I asked, “Why did you not recoil when you saw me? All nameway do. They tell me I look like a fish. They tell me I am uncanny.”
He shrugged. “I’m an exile, too.”
“Why do you wear a dress, and grow your hair long, and yet use masculine forms?”
He answered, “You don’t need to be a woman and I don’t need to be a man to exist.”
And then he said, “People like us have always existed. Here, in the desert, they call us in-betweeners. On the Coast, we say ichidi. Being genderless in the Shoal is not the same as being ichidi.”
“What is the difference?” I asked him.
“The difference is that you choose.”
I thought about this a lot since then. Everybody is the same in the Shoal, but Old Song chose to be a woman, as fast as she could. She gave that rebellion to me too. Not how she wanted, perhaps; but I, too, could choose—to be a woman, a man, or an in-betweener—and still be seen.
Perhaps I only dreamed all this.
I wipe my face. Tell Ulín, “You told me he is a cruel person.
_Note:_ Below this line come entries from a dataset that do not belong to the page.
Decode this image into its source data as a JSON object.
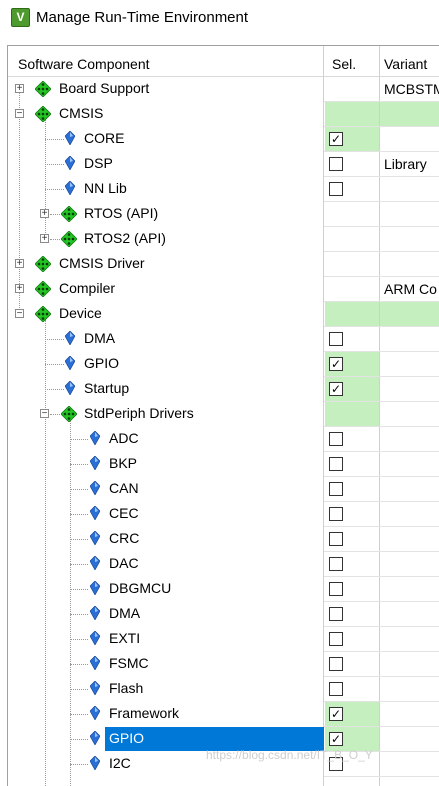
{
  "window": {
    "title": "Manage Run-Time Environment",
    "icon": "keil-rte-icon",
    "icon_glyph": "V"
  },
  "columns": {
    "component": "Software Component",
    "sel": "Sel.",
    "variant": "Variant"
  },
  "colors": {
    "selected_bg": "#0078d7",
    "sel_ok_green": "#c6efc0",
    "package_green": "#22c522"
  },
  "rows": [
    {
      "label": "Board Support",
      "level": 0,
      "type": "pack",
      "expander": "+",
      "checkbox": false,
      "checked": false,
      "sel_green": false,
      "var_green": false,
      "variant": "MCBSTM"
    },
    {
      "label": "CMSIS",
      "level": 0,
      "type": "pack",
      "expander": "−",
      "checkbox": false,
      "checked": false,
      "sel_green": true,
      "var_green": true,
      "variant": ""
    },
    {
      "label": "CORE",
      "level": 1,
      "type": "item",
      "expander": "",
      "checkbox": true,
      "checked": true,
      "sel_green": true,
      "var_green": false,
      "variant": ""
    },
    {
      "label": "DSP",
      "level": 1,
      "type": "item",
      "expander": "",
      "checkbox": true,
      "checked": false,
      "sel_green": false,
      "var_green": false,
      "variant": "Library"
    },
    {
      "label": "NN Lib",
      "level": 1,
      "type": "item",
      "expander": "",
      "checkbox": true,
      "checked": false,
      "sel_green": false,
      "var_green": false,
      "variant": ""
    },
    {
      "label": "RTOS (API)",
      "level": 1,
      "type": "pack",
      "expander": "+",
      "checkbox": false,
      "checked": false,
      "sel_green": false,
      "var_green": false,
      "variant": ""
    },
    {
      "label": "RTOS2 (API)",
      "level": 1,
      "type": "pack",
      "expander": "+",
      "checkbox": false,
      "checked": false,
      "sel_green": false,
      "var_green": false,
      "variant": ""
    },
    {
      "label": "CMSIS Driver",
      "level": 0,
      "type": "pack",
      "expander": "+",
      "checkbox": false,
      "checked": false,
      "sel_green": false,
      "var_green": false,
      "variant": ""
    },
    {
      "label": "Compiler",
      "level": 0,
      "type": "pack",
      "expander": "+",
      "checkbox": false,
      "checked": false,
      "sel_green": false,
      "var_green": false,
      "variant": "ARM Co"
    },
    {
      "label": "Device",
      "level": 0,
      "type": "pack",
      "expander": "−",
      "checkbox": false,
      "checked": false,
      "sel_green": true,
      "var_green": true,
      "variant": ""
    },
    {
      "label": "DMA",
      "level": 1,
      "type": "item",
      "expander": "",
      "checkbox": true,
      "checked": false,
      "sel_green": false,
      "var_green": false,
      "variant": ""
    },
    {
      "label": "GPIO",
      "level": 1,
      "type": "item",
      "expander": "",
      "checkbox": true,
      "checked": true,
      "sel_green": true,
      "var_green": false,
      "variant": ""
    },
    {
      "label": "Startup",
      "level": 1,
      "type": "item",
      "expander": "",
      "checkbox": true,
      "checked": true,
      "sel_green": true,
      "var_green": false,
      "variant": ""
    },
    {
      "label": "StdPeriph Drivers",
      "level": 1,
      "type": "pack",
      "expander": "−",
      "checkbox": false,
      "checked": false,
      "sel_green": true,
      "var_green": false,
      "variant": ""
    },
    {
      "label": "ADC",
      "level": 2,
      "type": "item",
      "expander": "",
      "checkbox": true,
      "checked": false,
      "sel_green": false,
      "var_green": false,
      "variant": ""
    },
    {
      "label": "BKP",
      "level": 2,
      "type": "item",
      "expander": "",
      "checkbox": true,
      "checked": false,
      "sel_green": false,
      "var_green": false,
      "variant": ""
    },
    {
      "label": "CAN",
      "level": 2,
      "type": "item",
      "expander": "",
      "checkbox": true,
      "checked": false,
      "sel_green": false,
      "var_green": false,
      "variant": ""
    },
    {
      "label": "CEC",
      "level": 2,
      "type": "item",
      "expander": "",
      "checkbox": true,
      "checked": false,
      "sel_green": false,
      "var_green": false,
      "variant": ""
    },
    {
      "label": "CRC",
      "level": 2,
      "type": "item",
      "expander": "",
      "checkbox": true,
      "checked": false,
      "sel_green": false,
      "var_green": false,
      "variant": ""
    },
    {
      "label": "DAC",
      "level": 2,
      "type": "item",
      "expander": "",
      "checkbox": true,
      "checked": false,
      "sel_green": false,
      "var_green": false,
      "variant": ""
    },
    {
      "label": "DBGMCU",
      "level": 2,
      "type": "item",
      "expander": "",
      "checkbox": true,
      "checked": false,
      "sel_green": false,
      "var_green": false,
      "variant": ""
    },
    {
      "label": "DMA",
      "level": 2,
      "type": "item",
      "expander": "",
      "checkbox": true,
      "checked": false,
      "sel_green": false,
      "var_green": false,
      "variant": ""
    },
    {
      "label": "EXTI",
      "level": 2,
      "type": "item",
      "expander": "",
      "checkbox": true,
      "checked": false,
      "sel_green": false,
      "var_green": false,
      "variant": ""
    },
    {
      "label": "FSMC",
      "level": 2,
      "type": "item",
      "expander": "",
      "checkbox": true,
      "checked": false,
      "sel_green": false,
      "var_green": false,
      "variant": ""
    },
    {
      "label": "Flash",
      "level": 2,
      "type": "item",
      "expander": "",
      "checkbox": true,
      "checked": false,
      "sel_green": false,
      "var_green": false,
      "variant": ""
    },
    {
      "label": "Framework",
      "level": 2,
      "type": "item",
      "expander": "",
      "checkbox": true,
      "checked": true,
      "sel_green": true,
      "var_green": false,
      "variant": ""
    },
    {
      "label": "GPIO",
      "level": 2,
      "type": "item",
      "expander": "",
      "checkbox": true,
      "checked": true,
      "sel_green": true,
      "var_green": false,
      "variant": "",
      "selected": true
    },
    {
      "label": "I2C",
      "level": 2,
      "type": "item",
      "expander": "",
      "checkbox": true,
      "checked": false,
      "sel_green": false,
      "var_green": false,
      "variant": ""
    }
  ],
  "watermark": "https://blog.csdn.net/IT_B_O_Y"
}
A person who always was hard and cold, even as a child. He judges himself as harshly. He is a loner and hated by many. You were summoned here because Ladder wants him dead.”
She says, “I am not sure if I understand the Headmaster’s reasons.”
I shrug. “The Raker thought it was jealousy—I understood that in Che Mazri, the Raker had met and courted Ladder’s old lover. Perhaps it was a different jealousy—jealousy of the Orphan, the Ladder’s second-choice star that spent five whole nights with the Raker and did not want to let him go. I am not sure. Does it matter? Ladder wants him dead, you want him dead—do you?”
Ulín does not reply.
I try again. “Why not Laufkariar? He certainly harmed you as much, if not more. Or your father. He was not a child, and yet he took your freedom from you, drugged you, dismissed you.”
Ulín is silent still.
“Shall I read your paper now?” I attempt a smile, half-frustrated, half-amused. “Certainly it would be a relief for me if you finally choose a target. I will graduate and with luck, my contract will be sold, and I might even see new places.”
Ulín inhales deeply. “When we study languages, we learn to hold complexity.”
“How does that relate?”
She tells me, “Studying languages, I learned that nothing is ever as simple as friend, or enemy, or powerless, or powerful, or kill, or forgive. In my land, men and women and ichidar live together and do as they choose, and yet my whole life had been shaped by these three people and the harm they caused me.” Her shoulders hunch, as if she is cold, even though it is never cold here. I think I understand.
I say, “You must hold this complexity now, and it must be held in your body, a body which these three people had harmed so cruelly, so thoughtlessly.”